- Born: June 21, 1906 Chicago, Illinois, US
- Died: October 22, 1997 (aged 91) Gstaad, Switzerland
- Genres: Jazz, Swing, Big Band
- Occupation: Musician
- Instruments: Double Bass, Tuba
- Years active: 1926-1939
- Formerly of: Benny Goodman Orchestra

= Harry Goodman (musician) =

20th century American jazz bassist

Harry Goodman (born June 21, 1906, in Chicago, Illinois, US; died October 22, 1997, in Gstaad, Switzerland) was an American jazz musician (double bass and tuba) who later became a music publisher. He was an active professional musician from the mid-1920s through 1939, participating in 208 recording sessions.

His first recording (“’Deed I Do”) was made in late 1926 with Ben Pollack and His Californians, which also included Glenn Miller, his brother Benny Goodman, Gil Rodin, Fud Livingston, and vocalist Frank Sylvano. In the following years, he played on recordings with the studio bands of Benny Goodman, Jimmy McHugh, Jack Pettis, and producer Irving Mills. In the 1930s, he also participated in recordings by Hoagy Carmichael (“Rockin’ Chair”), Jack Teagarden, Red Nichols, Gil Rodin, The Charleston Chasers, Wingy Manone, Harry Rosenthal, Red McKenzie’s Mound City Blue Blowers, Teddy Wilson, and Lionel Hampton, among others. He was a member of the Benny Goodman Orchestra from 1934 to 1939, including the 1938 concert that was the first jazz performance at Carnegie Hall. He also appeared in the television series American Masters.

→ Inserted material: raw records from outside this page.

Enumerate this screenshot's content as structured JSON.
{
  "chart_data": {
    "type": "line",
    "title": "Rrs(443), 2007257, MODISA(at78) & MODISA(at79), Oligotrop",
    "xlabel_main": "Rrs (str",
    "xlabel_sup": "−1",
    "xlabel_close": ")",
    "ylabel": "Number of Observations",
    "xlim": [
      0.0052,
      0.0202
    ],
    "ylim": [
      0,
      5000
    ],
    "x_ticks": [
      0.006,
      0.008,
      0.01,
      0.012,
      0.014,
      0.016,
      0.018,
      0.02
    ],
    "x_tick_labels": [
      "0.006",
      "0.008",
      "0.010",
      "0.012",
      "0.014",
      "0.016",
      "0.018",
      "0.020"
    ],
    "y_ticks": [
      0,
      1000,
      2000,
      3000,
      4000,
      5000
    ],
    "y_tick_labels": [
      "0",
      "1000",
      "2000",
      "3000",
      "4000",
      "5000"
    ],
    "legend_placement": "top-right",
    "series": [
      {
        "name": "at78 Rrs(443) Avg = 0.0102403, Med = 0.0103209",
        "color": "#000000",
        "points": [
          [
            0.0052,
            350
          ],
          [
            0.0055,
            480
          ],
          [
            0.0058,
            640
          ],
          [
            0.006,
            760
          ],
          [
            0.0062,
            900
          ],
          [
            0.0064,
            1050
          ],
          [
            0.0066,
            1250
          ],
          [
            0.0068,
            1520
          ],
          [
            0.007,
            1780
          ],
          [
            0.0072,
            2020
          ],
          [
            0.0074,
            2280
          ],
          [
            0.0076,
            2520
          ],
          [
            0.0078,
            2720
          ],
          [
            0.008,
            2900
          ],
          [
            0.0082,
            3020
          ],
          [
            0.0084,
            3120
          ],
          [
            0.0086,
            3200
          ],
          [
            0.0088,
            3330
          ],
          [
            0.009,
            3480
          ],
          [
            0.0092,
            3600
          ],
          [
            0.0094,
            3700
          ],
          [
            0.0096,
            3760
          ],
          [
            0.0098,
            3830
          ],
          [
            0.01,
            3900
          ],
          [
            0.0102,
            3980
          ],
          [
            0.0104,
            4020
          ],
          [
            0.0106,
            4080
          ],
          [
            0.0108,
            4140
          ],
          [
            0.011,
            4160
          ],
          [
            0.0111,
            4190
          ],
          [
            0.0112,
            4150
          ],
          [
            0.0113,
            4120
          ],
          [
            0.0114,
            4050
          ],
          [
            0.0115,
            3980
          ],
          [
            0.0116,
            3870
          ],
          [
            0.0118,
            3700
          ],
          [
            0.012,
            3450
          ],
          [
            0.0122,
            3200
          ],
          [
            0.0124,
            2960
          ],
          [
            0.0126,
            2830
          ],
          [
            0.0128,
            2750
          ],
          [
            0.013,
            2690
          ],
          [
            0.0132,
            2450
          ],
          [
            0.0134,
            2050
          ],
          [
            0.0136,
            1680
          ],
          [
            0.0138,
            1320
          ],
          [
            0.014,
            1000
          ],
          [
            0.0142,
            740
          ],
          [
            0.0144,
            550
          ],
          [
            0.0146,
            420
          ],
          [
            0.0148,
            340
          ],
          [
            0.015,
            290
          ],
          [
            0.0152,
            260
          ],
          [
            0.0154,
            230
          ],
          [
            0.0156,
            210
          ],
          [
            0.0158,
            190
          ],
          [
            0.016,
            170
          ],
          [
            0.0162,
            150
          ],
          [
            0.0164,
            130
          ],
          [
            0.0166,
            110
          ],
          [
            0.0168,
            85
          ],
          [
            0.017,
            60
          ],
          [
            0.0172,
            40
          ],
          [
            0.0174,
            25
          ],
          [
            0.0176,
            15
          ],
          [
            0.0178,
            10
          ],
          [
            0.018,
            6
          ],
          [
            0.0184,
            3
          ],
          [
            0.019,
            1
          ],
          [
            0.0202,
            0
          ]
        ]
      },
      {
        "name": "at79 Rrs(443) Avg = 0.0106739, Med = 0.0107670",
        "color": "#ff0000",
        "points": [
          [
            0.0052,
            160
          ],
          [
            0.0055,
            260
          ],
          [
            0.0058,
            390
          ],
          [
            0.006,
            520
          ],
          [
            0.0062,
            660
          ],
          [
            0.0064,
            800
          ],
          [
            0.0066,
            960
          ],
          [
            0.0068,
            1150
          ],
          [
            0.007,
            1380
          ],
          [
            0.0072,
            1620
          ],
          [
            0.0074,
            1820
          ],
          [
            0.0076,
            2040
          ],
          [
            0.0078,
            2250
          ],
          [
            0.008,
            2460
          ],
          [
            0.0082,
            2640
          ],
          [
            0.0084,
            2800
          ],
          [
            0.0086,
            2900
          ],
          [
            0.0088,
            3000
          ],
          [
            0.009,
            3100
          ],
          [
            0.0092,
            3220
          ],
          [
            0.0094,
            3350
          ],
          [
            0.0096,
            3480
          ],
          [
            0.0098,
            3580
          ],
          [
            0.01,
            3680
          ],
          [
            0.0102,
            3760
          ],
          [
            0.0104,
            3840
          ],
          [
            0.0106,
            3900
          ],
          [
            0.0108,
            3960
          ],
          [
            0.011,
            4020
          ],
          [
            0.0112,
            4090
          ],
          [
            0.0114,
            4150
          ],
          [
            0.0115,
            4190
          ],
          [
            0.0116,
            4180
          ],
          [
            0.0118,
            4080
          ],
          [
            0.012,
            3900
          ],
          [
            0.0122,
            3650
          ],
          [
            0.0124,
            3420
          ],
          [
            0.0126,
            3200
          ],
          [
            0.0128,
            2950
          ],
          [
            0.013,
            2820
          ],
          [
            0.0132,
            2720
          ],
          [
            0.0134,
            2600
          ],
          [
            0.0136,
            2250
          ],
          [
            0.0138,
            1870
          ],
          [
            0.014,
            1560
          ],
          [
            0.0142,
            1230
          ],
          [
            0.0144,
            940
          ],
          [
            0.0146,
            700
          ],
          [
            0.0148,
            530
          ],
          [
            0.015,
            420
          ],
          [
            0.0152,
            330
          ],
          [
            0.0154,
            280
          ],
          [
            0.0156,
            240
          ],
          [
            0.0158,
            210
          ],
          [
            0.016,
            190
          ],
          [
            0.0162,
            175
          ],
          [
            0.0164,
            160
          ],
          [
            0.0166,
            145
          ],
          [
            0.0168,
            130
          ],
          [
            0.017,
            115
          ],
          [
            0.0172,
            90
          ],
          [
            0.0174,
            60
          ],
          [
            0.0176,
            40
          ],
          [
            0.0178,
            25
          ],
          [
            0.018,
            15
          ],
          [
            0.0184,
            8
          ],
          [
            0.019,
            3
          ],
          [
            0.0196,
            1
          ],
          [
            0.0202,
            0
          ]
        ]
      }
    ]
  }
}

After he left his brother’s band in the spring of 1939, he never performed as a bassist again. He ran various businesses, including a restaurant in Manhattan. He and his younger brother Gene (Eugene) Goodman founded a music publishing company, Regent Music. They later started Jewel Music and, in 1953, ARC Music, with Leonard and Phil Chess.

Goodman spent much of later years in France and died in Switzerland at age 91.

Although Harry Goodman played with many of the great swing music ensembles, he was not considered one of the great bassists. John Goldsby called him “a good journeyman player with the right family name.” Gunther Schuller wrote "Harry Goodman was at best competent but, more often than not, weak."